One of the key problems faced in eradicating this practice is states not recognising a vast majority of manual scavengers. All laws and court orders, including rehabilitation, can only be implemented after the recognition of the workers as manual scavengers. Of the 53, 236 manual scavengers found by the task force, only 6,650 are officially recognized and thus eligible for any welfare schemes. The large state of Chhattisgarh for instance, found only three manual scavengers, while Madhya Pradesh counted 36. All the others are ignored.

A recent survey by the Government of Delhi, a state which has repeatedly denied the existence of manual scavenging in the areas governed by it, found 32 manual scavengers. Moreover, the minister responsible for the rehabilitation of manual scavengers confirmed that the numbers look like an underestimation as they all come from only two districts.
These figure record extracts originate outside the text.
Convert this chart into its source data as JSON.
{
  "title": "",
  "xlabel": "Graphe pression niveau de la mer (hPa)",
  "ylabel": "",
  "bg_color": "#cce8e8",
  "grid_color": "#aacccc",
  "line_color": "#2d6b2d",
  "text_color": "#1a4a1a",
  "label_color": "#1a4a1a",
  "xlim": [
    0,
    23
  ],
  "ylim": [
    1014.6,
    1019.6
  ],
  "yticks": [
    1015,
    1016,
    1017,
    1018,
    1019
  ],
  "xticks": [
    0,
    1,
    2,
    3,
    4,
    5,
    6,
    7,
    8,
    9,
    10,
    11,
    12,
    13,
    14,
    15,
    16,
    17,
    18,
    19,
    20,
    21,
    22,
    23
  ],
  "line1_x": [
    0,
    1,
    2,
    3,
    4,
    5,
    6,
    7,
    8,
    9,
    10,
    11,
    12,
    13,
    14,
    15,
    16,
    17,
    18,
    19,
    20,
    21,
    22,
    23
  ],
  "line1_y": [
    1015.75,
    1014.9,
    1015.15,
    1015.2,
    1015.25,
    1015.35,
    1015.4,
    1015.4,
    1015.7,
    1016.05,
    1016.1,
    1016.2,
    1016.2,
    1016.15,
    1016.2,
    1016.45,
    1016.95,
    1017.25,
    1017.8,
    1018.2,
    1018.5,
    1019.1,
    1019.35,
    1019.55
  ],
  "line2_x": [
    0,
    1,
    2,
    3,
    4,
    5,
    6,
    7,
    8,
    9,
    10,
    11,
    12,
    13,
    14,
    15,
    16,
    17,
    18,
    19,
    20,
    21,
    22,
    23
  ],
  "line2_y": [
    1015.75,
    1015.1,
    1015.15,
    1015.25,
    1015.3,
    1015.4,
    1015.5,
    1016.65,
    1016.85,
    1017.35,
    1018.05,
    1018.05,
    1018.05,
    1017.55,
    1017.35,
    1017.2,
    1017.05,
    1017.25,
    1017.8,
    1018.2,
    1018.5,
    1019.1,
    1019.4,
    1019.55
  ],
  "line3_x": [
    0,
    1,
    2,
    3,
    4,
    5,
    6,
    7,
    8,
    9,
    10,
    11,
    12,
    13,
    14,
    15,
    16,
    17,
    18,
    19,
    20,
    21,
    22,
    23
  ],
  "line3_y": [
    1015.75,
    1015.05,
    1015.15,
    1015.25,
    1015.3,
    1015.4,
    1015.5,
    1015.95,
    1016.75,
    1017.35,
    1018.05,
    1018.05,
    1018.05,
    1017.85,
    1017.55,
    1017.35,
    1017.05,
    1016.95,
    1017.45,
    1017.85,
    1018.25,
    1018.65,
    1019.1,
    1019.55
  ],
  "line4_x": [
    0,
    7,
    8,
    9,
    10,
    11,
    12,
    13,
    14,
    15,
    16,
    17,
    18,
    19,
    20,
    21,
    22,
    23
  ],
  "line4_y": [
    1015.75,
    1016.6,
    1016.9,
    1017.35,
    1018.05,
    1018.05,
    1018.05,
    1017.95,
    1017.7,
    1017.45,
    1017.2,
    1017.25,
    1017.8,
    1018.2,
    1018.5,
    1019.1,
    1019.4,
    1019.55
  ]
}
The continuing practice of manual scavenging does not merely dehumanise those engaged in it and violates their constitutional right to life with dignity, it also exposes them to many diseases and even death. While replying to a written question in the Lok Sabha, the lower house of Indian parliament, in December 2017, the Union Minister of Social Justice and Empowerment admitted to 327 deaths of manual scavengers working in sewers or septic tanks. The real number of deaths, again, will be much higher as these numbers cover only the 'reported' cases and not total deaths. The causes of death include inhalation of toxic gases due to lack of safety equipment such as masks, gloves and protective clothing. Such inhuman working conditions also lead to deaths of workers over a period of time, due to ailments and other infections from long term exposure.

To avoid responsibility for such deaths, local government bodies often bypass the law and rope in contractors, who in turn employ manual scavengers. This allows states to claim they no longer employ manual scavengers, while the practice continues with manual scavengers not even getting the official minimum wages due to contractualisation of their labour.